This guide explains how DC motor speed control works using easy, descriptive explanations. You’ll learn how changing voltage affects the motor, how an H-bridge reverses direction, and why PWM is the most useful technique for beginners.
What a DC motor actually does
A DC motor is a small machine that takes electrical energy from a battery or power supply and turns it into spinning movement. Inside the casing are magnets and coils that interact to create rotation. When you apply power, the motor begins to spin, and this spinning can drive wheels, fans, or gears.
Two ideas shape how the motor behaves: speed and torque. Speed is simply how fast the shaft turns, while torque is the twisting force the motor produces. As you place a heavier load on the motor, it slows down because it needs to push harder. This natural trade-off between speed and torque is central to understanding how to control a motor properly.
Why voltage changes the speed
Voltage acts like the strength of the push driving the motor. When you increase the voltage, you give the motor more electrical energy to convert into motion. This lets it spin faster and produce more torque at low speeds. When you reduce the voltage, the push weakens, and the motor slows down.
If you graphed the motor’s behaviour, higher voltage would lift the entire speed-torque curve upward, showing that the motor can reach higher top speeds and deliver more starting force. This simple relationship is the foundation of DC motor speed control: adjust the voltage, and you adjust the speed.
How we control the voltage the motor sees
In practical circuits, we rarely change the main battery voltage. Instead, we control how much of that voltage reaches the motor. One option is to place a resistor or a transistor in series with the motor to reduce voltage, but this wastes energy as heat and makes the controller run hot.
Modern motor drivers use a much smarter method called Pulse Width Modulation, or PWM. Instead of lowering the voltage, PWM rapidly switches the full voltage on and off. The motor does not respond to each tiny pulse—it reacts to the average effect. By controlling how long each pulse stays on compared to how long it stays off, we can make the motor feel as if it’s receiving any voltage between zero and the supply maximum.
Understanding PWM through a simple picture
PWM is easier to imagine if you think of a tap filling a bucket. If you leave the tap open for long periods and close it briefly, the bucket fills quickly overall. If you open the tap only in short bursts and keep it closed most of the time, the bucket fills slowly. The total flow depends on the balance between ON time and OFF time.
The motor works the same way. A high PWM duty cycle gives the motor long ON pulses, so it behaves as if it is receiving a strong voltage. A low duty cycle gives short ON pulses, so the motor behaves as if the voltage is lower. This makes PWM incredibly efficient and allows very smooth control over motor speed.
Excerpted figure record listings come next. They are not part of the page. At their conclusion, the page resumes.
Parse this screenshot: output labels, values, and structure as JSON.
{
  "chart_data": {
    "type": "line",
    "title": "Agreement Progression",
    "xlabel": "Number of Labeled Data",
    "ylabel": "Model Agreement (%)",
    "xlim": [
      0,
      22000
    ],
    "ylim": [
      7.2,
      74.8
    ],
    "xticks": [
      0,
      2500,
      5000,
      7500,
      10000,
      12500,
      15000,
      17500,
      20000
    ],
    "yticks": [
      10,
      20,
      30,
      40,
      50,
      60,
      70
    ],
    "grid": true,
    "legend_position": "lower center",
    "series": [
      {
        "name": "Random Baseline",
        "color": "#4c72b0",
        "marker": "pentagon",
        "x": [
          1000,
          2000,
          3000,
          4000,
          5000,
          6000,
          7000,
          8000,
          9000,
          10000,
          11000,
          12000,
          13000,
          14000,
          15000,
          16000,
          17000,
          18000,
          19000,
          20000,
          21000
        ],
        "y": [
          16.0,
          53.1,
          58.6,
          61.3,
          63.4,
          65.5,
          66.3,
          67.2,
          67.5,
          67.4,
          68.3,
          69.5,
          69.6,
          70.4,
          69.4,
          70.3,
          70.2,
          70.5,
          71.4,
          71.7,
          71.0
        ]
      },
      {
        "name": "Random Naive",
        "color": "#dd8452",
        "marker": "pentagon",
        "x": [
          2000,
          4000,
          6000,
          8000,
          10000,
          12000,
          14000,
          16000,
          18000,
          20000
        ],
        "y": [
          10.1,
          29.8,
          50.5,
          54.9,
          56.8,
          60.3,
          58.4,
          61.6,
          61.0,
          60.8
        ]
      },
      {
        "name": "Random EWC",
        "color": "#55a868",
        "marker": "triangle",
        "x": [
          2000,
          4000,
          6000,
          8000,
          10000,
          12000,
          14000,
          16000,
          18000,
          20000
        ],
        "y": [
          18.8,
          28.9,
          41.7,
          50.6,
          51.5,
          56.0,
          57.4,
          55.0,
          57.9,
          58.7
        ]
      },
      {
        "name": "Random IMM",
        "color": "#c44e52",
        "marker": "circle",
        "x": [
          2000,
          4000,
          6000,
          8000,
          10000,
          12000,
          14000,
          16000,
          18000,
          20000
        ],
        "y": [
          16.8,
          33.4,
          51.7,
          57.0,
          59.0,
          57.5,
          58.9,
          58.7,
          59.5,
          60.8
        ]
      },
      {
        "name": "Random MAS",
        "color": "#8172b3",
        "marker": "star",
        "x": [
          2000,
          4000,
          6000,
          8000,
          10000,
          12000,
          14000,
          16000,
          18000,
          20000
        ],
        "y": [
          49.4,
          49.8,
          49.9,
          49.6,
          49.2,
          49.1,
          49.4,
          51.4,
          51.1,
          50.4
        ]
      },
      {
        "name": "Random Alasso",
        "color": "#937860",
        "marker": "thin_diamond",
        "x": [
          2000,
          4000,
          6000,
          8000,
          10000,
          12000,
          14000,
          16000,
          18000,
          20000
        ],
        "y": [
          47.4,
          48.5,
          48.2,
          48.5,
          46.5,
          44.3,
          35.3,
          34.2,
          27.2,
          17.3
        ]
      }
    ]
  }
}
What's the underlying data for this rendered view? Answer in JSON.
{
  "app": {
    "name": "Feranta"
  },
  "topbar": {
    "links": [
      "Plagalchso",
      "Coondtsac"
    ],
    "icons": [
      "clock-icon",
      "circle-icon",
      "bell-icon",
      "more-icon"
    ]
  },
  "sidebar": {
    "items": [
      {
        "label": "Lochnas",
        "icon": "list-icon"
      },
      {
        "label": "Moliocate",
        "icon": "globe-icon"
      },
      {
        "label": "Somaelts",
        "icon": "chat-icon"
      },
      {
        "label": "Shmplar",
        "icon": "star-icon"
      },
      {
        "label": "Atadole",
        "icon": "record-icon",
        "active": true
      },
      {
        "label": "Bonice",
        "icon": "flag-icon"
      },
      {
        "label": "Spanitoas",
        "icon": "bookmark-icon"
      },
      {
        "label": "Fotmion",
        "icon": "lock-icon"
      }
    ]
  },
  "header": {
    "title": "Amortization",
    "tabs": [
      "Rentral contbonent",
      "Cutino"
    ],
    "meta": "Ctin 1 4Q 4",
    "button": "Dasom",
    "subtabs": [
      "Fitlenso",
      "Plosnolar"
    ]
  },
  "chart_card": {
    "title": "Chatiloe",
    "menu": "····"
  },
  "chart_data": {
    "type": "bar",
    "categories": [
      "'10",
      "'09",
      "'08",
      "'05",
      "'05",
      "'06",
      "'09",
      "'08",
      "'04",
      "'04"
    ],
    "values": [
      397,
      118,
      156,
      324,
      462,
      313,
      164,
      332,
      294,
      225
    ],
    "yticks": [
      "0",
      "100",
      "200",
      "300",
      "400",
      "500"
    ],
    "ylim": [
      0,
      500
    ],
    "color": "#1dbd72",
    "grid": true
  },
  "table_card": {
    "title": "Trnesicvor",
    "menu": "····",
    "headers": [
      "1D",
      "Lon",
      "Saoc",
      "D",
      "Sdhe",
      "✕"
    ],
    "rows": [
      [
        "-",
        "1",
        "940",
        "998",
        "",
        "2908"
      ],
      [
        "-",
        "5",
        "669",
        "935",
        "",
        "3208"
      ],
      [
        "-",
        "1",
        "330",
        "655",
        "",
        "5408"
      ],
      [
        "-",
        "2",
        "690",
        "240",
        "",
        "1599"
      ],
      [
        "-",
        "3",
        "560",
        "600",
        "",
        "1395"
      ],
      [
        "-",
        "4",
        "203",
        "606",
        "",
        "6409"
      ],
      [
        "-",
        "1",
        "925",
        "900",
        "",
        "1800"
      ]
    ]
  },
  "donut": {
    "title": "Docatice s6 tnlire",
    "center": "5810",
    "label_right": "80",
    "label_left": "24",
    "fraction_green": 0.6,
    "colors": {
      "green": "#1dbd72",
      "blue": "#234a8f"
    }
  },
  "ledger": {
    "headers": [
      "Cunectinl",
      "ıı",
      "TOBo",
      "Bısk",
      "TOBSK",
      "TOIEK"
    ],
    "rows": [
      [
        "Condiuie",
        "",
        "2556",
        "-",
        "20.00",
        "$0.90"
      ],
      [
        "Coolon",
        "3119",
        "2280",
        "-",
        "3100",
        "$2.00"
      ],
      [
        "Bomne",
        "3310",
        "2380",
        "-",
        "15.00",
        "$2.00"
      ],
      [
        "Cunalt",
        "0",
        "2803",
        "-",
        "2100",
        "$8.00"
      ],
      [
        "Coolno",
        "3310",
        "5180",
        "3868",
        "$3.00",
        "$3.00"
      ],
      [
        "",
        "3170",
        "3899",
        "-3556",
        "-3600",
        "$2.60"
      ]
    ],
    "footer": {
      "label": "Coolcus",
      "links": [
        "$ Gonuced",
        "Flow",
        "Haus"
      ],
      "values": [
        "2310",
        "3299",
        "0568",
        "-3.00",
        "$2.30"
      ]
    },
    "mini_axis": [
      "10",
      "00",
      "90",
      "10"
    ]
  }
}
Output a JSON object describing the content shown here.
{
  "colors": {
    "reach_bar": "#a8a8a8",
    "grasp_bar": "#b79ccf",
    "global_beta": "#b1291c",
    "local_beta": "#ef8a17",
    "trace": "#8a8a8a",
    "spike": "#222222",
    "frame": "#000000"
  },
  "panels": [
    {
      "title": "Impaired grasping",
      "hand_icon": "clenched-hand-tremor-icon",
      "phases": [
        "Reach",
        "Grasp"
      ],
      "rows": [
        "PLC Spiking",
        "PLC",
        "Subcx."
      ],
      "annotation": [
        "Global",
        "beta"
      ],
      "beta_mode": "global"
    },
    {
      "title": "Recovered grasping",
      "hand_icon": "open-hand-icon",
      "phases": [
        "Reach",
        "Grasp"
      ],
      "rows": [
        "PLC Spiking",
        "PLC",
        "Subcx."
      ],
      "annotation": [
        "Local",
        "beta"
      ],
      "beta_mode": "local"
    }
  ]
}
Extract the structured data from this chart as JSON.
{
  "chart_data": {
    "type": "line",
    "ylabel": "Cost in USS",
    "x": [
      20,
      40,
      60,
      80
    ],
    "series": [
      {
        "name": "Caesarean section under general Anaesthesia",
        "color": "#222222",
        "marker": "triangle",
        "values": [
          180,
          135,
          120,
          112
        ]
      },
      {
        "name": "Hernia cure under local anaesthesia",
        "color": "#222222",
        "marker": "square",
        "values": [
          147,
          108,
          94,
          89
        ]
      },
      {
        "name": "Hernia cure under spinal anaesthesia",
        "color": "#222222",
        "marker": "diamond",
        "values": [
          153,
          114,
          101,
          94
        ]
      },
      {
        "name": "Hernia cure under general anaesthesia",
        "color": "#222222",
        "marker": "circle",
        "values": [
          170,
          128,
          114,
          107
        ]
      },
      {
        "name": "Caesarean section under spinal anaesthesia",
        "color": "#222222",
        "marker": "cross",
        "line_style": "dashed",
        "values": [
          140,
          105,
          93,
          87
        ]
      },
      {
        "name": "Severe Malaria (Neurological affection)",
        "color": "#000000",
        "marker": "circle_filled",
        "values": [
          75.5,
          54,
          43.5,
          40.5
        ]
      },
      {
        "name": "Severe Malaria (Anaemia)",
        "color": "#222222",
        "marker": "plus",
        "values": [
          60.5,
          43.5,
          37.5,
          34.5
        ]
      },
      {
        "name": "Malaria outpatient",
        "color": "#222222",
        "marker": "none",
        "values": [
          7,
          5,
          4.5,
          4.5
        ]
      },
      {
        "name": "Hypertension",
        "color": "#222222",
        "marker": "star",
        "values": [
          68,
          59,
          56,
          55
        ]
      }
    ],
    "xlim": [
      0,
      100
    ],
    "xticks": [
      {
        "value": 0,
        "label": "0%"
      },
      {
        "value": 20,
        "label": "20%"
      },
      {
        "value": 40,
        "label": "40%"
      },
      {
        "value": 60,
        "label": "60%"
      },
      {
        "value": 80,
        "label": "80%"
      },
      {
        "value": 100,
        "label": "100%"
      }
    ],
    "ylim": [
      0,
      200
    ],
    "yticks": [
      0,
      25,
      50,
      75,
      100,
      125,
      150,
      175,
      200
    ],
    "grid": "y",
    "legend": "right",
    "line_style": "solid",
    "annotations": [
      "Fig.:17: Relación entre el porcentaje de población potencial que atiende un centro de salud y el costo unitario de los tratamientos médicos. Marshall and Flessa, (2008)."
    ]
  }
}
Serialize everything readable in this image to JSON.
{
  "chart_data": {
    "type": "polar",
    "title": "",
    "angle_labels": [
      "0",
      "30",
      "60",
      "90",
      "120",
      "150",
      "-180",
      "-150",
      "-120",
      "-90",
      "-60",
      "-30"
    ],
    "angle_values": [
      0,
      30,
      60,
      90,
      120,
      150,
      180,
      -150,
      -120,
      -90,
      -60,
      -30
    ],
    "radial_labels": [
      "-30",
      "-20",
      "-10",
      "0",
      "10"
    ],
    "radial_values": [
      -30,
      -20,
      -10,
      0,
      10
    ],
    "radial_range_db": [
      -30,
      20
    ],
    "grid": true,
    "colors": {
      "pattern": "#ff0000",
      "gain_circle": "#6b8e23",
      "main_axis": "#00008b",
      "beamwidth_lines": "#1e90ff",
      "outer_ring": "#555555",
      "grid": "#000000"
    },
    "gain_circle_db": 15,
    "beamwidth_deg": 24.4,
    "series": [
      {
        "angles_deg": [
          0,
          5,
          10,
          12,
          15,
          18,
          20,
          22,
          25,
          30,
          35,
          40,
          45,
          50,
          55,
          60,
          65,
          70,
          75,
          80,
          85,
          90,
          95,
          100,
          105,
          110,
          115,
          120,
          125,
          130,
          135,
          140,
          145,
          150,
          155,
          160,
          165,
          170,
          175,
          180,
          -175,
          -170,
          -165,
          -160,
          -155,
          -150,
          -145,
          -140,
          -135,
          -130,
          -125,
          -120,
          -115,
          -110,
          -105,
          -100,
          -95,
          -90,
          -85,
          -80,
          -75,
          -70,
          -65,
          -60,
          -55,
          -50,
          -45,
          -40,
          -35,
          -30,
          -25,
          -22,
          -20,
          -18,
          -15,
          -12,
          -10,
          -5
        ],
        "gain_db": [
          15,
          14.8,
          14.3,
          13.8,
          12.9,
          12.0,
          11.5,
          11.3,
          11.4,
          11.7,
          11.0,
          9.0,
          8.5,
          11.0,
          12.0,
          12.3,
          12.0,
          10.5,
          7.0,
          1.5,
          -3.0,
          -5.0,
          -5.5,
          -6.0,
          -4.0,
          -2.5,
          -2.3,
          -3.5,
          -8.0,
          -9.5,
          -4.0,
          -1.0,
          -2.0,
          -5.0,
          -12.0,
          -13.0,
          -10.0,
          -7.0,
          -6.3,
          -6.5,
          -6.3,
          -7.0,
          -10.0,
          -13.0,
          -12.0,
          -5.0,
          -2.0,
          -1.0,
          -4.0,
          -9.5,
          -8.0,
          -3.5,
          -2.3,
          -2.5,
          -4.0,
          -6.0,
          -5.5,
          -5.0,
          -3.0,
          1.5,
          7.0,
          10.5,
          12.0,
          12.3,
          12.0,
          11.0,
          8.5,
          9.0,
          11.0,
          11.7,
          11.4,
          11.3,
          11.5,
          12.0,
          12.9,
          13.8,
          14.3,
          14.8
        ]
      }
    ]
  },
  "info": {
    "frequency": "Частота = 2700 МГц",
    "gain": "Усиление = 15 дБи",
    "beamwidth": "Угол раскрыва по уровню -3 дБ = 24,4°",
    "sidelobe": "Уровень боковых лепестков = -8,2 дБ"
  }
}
Keeping the speed steady with feedback
If you simply apply a PWM value and leave it unchanged, the motor speed will rise or fall depending on the load. For a robot, this means it might speed up on smooth flooring and slow down on carpet or slopes. Open-loop control like this is simple but not always stable.
Closed-loop control adds a speed sensor to the motor, such as a Hall sensor or an encoder. This sensor produces signals that tell the controller exactly how fast the motor is spinning. The controller compares the actual speed to the desired speed. If the motor drifts too slow, the controller increases the PWM duty cycle. If it drifts too fast, the controller reduces it. This constant adjustment keeps the motor at a stable speed even as the load changes.
How direction control works with an H-bridge
A DC motor reverses direction when the polarity of the voltage across its terminals is reversed. If you swap the wires on the battery, the motor spins the opposite way. Physically swapping wires every time is not practical in electronics, so we use an H-bridge to do this automatically.
An H-bridge is a circuit made of four electronic switches arranged in the shape of the letter “H”. The motor sits in the middle. By turning on one diagonal pair of switches, current flows one way through the motor. By turning on the opposite diagonal pair, the current flows in the opposite direction. This lets you reverse direction instantly and safely using digital signals instead of moving wires by hand.
Combining speed and direction control
Most motor driver boards for beginners include both an H-bridge and a PWM input. The H-bridge decides which direction the current flows, and therefore which way the motor turns. The PWM input decides how fast the motor spins by controlling the effective voltage. Together, these two systems give you complete control.
Your microcontroller sets direction pins to choose forward or reverse. It then sends a PWM signal to the speed input. The motor driver manages the heavy switching work internally, protecting your microcontroller and ensuring the motor receives the correct power. This setup is used in everything from small robots to remote-controlled cars and consumer devices.
You can see a practical example of using PWM control using a Raspberry Pi Pico here.
The essential idea to remember
DC motor speed control becomes simple when you understand the core principles. Speed depends on the voltage the motor receives. PWM is the efficient method used to adjust that effective voltage. An H-bridge gives you control over direction by changing the polarity electronically. Together, these tools make DC motors flexible, responsive, and easy to use in beginner projects.